Generating stylized talking head with diverse head motions is crucial for achieving natural-looking videos but still remains challenging. Previous works either adopt a regressive method to capture the speaking style, resulting in a coarse style that is averaged across all training data, or employ a universal network to synthesize videos with different styles which causes suboptimal performance. To address these, we propose a novel dynamic-weight method, namely Say Anything withAny Style (SAAS), which queries the discrete style representation via a generative model with a learned style codebook. Specifically, we develop a multi-task VQ-VAE that incorporates three closely related tasks to learn a style codebook as a prior for style extraction. This discrete prior, along with the generative model, enhances the precision and robustness when extracting the speaking styles of the given style clips. By utilizing the extracted style, a residual architecture comprising a canonical branch and style-specific branch is employed to predict the mouth shapes conditioned on any driving audio while transferring the speaking style from the source to any desired one. To adapt to different speaking styles, we steer clear of employing a universal network by exploring an elaborate HyperStyle to produce the style-specific weights offset for the style branch. Furthermore, we construct a pose generator and a pose codebook to store the quantized pose representation, allowing us to sample diverse head motions aligned with the audio and the extracted style.

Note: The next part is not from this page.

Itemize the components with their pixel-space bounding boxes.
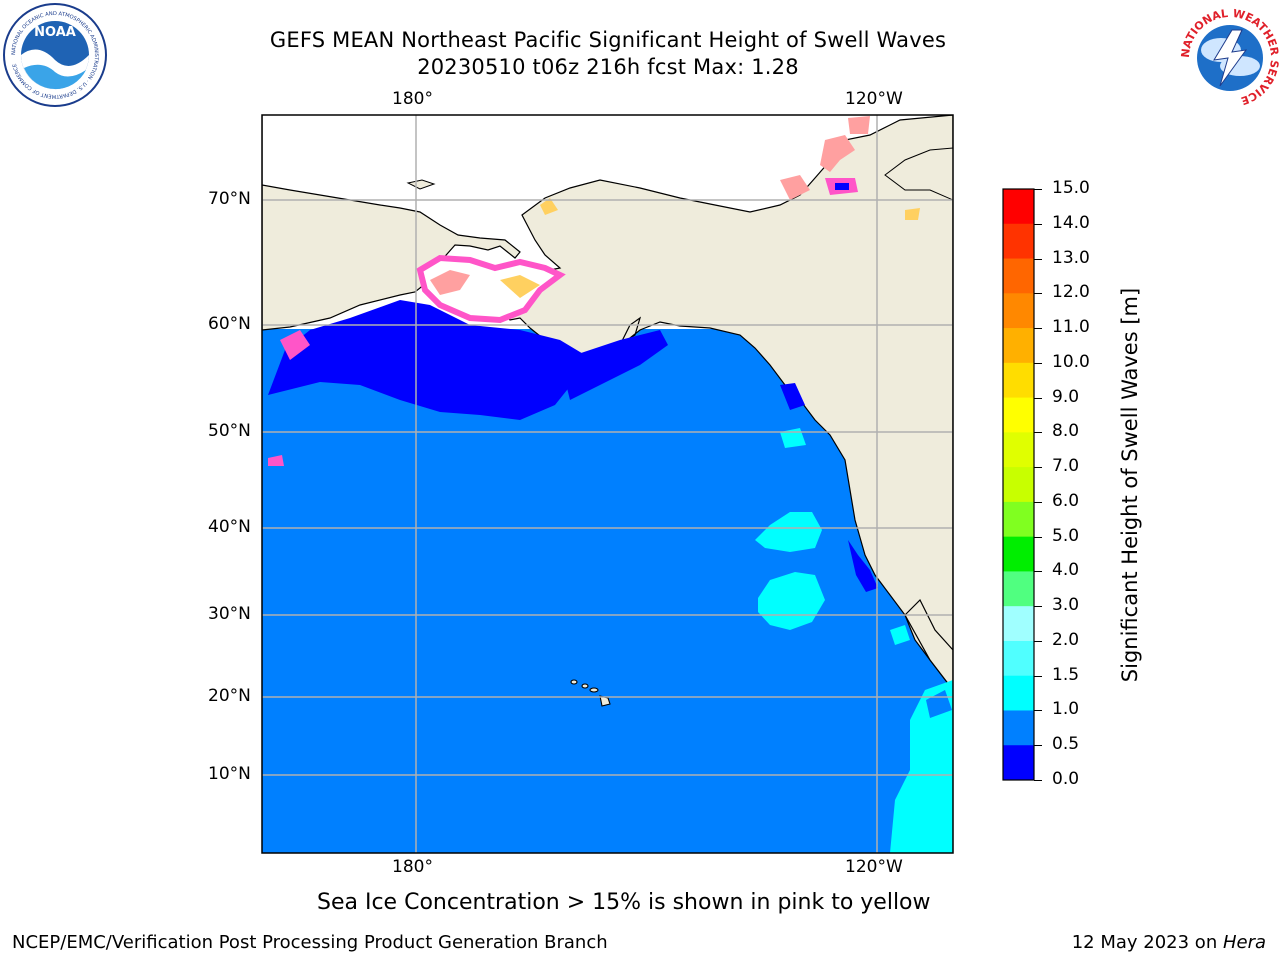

Experiments demonstrate that our approach surpasses state-of-theart methods in terms of both lip-synchronization and stylized expression. Besides, we extend our SAAS to video-driven style editing field and achieve satisfactory performance.
Paper Structure (18 sections, 7 equations, 5 figures, 3 tables)

This paper contains 18 sections, 7 equations, 5 figures, 3 tables.

Figures (5)

  • Figure 1: Example animations generated by our SAAS. Given a source image and a style reference clip, SAAS generates stylized talking faces driven by audio. The lip motions are synchronized with the audio, while the speaking styles are controlled by the style clips. We also support video-driven style editing by inputting a source video.
  • Figure 2: (a) The overview of SAAS. We first extract expression coefficients $\beta^s_{1:T'}$ from style reference video $V^s$ by 3DMM and extract the style code $s$. Audio Encoder $E_a$ encodes coefficient $\beta^r$ of source image and driving audio $a_{1:T}$ into $z^a_{1:T}$, which is fed into canonical branch $\phi_c$ and style-specific branch $\phi_s$. To generate stylized motion, $\phi_s$ accept the style-specific weights produced by HyperStyle $H$ and transfer $z^a_{1:T}$ into stylized $z^s_{1:T}$. Decoder $D$ reconstructs the coefficients $\hat{\beta^s_{1:T}}$ and Face Render $R$ synthesise the stylized video $\hat{V^s}$ along with the predicted head pose $\hat{p_{1:T}}$ by proposed Pose Generator $G_p$. (b) The pipeline of Style Extraction. The dotted arrow indicates the processes in $C_s$ training phase.
  • Figure 3: The pipeline of pose generator $G_p$.
  • Figure 4: Qualitative comparisons with state-of-the-art methods. Top row shows the identity, driving audio and corresponding mouth ground truth. The purple row shows the style source clips.
  • Figure 5: Visualization results of ablation study.